Sammy und seine Geschwister werden sich mit dem Heranwachsen zu sensiblen und intelligenten Hunden entwickeln, die keine Grobheiten
mögen, sondern eher die leisen Töne bevorzugen. Segugios sind in der Regel leicht erziehbar, wenn man ihre Seele versteht, denn sie
wollen gern mit dem Menschen zusammen arbeiten und ihm gefallen. Sie sind sanft im Umgang, ruhig im Haus, draußen hingegen meist
sehr aktiv. Die ausgesprochen lauffreudigen Tiere sind als Meutenhunde gezüchtet und daher von Natur aus mit hoher Sozialkompetenz
ausgestattet. Wenn man bei der Erziehung keine Fehler macht, verhalten sie sich im späteren Leben grundsätzlich freundlich
zu allen Menschen und Tieren.
Wer Interesse an Sammy hat, sollte daher ein aktives Leben führen und neben viel Liebe und Zuwendung auch viel Zeit für seinen
Hund mitbringen. Segugios sind ihren Menschen dankbar für ausgedehnte Wanderungen und eine spielerische Auslastung ihrer
hochfeinen Nase. Eine Rundumbetreuung in der ersten Zeit ist für Hundekinder genauso selbstverständlich wie für Menschenbabys.

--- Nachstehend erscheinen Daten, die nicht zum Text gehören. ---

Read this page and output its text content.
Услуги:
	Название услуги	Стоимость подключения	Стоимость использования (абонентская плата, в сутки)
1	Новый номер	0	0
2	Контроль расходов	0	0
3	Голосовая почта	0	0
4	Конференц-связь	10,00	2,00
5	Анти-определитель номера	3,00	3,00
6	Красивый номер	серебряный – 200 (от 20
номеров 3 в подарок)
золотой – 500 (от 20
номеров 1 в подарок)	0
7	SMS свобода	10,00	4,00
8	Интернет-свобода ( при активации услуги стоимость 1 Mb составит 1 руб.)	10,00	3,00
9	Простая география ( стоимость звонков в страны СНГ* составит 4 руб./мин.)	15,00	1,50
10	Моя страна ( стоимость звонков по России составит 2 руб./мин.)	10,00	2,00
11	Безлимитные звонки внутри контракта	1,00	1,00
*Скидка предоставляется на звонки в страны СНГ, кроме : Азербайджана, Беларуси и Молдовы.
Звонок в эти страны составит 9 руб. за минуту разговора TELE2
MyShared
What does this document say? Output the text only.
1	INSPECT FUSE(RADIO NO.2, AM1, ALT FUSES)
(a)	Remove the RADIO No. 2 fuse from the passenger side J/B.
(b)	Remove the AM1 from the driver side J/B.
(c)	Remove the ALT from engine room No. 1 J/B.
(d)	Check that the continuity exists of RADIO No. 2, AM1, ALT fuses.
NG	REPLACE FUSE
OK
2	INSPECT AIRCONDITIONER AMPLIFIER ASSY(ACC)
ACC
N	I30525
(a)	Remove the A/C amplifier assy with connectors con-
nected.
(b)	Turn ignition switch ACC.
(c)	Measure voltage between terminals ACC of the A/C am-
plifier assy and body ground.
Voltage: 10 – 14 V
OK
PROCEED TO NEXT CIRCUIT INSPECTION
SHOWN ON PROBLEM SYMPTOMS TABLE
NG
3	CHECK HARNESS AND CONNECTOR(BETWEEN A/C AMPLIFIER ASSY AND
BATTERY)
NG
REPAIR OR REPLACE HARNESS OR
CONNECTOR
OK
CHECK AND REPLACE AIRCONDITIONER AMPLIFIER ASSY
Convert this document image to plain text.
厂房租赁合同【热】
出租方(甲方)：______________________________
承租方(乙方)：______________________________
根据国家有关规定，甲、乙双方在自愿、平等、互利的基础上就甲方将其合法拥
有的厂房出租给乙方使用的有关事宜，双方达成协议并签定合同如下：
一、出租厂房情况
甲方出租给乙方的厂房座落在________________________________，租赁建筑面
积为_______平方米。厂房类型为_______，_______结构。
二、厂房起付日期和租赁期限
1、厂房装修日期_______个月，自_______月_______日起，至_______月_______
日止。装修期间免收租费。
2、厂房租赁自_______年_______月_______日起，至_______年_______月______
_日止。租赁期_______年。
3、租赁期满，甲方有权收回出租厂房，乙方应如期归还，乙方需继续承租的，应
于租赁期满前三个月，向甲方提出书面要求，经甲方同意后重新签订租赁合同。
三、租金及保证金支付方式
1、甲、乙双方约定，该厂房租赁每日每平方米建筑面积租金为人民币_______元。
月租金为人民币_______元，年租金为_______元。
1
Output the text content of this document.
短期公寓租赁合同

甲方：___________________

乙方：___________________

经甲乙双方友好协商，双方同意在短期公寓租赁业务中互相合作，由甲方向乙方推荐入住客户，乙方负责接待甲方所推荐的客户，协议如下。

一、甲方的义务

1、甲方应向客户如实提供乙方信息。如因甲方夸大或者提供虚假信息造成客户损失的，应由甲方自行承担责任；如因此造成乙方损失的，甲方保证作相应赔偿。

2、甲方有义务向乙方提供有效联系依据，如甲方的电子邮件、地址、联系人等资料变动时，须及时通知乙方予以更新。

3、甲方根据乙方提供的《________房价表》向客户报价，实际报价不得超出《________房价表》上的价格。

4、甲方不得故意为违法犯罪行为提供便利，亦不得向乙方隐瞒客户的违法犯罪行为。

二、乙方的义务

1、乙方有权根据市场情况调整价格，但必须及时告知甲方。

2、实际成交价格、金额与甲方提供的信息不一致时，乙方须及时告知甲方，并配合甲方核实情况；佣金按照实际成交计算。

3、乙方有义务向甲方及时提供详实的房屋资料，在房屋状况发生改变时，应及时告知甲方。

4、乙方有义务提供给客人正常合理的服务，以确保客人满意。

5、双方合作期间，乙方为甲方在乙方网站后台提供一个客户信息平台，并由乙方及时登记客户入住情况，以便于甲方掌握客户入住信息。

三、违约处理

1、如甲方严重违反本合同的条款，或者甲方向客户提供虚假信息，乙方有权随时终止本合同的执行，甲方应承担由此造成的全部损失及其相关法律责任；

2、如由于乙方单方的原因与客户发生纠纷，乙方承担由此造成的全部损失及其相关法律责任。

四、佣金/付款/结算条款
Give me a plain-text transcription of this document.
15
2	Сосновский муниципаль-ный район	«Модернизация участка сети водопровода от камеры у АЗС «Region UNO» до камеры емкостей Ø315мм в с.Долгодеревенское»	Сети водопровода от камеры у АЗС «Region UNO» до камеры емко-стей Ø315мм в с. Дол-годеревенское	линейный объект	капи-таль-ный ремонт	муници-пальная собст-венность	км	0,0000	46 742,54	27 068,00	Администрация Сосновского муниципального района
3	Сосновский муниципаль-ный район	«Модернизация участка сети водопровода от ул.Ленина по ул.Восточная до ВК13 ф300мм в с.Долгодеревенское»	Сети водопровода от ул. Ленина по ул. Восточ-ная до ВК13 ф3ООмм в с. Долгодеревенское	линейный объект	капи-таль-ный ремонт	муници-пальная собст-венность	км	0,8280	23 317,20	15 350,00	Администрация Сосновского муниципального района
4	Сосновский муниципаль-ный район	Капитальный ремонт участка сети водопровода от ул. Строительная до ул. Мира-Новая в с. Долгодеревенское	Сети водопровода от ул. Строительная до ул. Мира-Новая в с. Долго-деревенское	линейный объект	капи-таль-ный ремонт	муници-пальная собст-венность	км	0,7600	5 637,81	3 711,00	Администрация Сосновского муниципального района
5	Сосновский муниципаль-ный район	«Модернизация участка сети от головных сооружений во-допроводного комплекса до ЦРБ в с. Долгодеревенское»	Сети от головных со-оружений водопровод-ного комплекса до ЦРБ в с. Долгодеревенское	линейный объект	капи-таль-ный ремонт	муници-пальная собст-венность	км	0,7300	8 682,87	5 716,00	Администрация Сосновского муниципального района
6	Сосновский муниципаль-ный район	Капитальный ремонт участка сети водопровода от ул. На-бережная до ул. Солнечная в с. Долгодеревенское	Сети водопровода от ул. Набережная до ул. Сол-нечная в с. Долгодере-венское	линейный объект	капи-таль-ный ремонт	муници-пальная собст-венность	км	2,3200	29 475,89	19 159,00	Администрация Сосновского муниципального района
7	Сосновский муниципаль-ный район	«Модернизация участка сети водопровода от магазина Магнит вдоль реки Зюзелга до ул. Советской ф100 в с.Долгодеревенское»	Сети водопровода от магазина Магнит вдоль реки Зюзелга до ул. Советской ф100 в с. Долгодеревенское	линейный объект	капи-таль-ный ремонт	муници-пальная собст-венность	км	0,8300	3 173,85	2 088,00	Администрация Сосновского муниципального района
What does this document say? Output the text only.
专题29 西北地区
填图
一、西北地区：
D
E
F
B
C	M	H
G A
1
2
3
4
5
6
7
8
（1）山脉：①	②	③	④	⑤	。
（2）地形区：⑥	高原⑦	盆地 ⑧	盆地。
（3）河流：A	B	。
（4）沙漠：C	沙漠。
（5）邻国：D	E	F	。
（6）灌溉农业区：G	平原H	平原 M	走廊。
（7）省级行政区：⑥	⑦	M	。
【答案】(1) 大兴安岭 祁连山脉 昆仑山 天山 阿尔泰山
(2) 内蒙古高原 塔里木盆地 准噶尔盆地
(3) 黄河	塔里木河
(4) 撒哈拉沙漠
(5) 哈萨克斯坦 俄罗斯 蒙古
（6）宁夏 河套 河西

Auch ausreichender Kontakt zu anderen Hunden, besonders zu anderen Welpen, sollte natürlich auf dem Beschäftigungsplan stehen,
denn der Segugio liebt seine Artgenossen und geht gerne mit ihnen um.
Da es sich bei der Rasselbande um Abkömmlinge einer der ältesten Jagdhundrassen handelt, ist es möglich, dass die kleinen Kerlchen
gutes Genmaterial mitbringen und später Interesse an Wild und entsprechenden Gerüchen in der Natur zeigen. Ihre Familien sollten
sich daher ausreichend mit dem Thema der rassegerechten Auslastung beschäftigen, damit aus den Welpen gut erzogene Hunde werden,
die auch ohne Leine zu angenehmen Begleitern in der Natur werden.
| Sammy |
| |
| Rasse | Rauhhaar-Segugio Italiano(-Mix?) |
| Geboren | ca. Ende Dezember 2013 |
| Größe | ca. 45 - 55 cm Endmaß |
| Kastriert | Nein - werden nur mit Kastrationsverpflichtung abgegeben. |
| Krankheiten | Keine bekannt, gechipt, geimpft, altersgemäß medizinisch versorgt. |
| Behinderungen | Keine. |
| Verträglich mit | Hündinnen, Rüden, Kindern, Katzen. |
Sammy hat ein eigenes Körbchen gefunden und seine Pflegestelle hinter sich gelassen.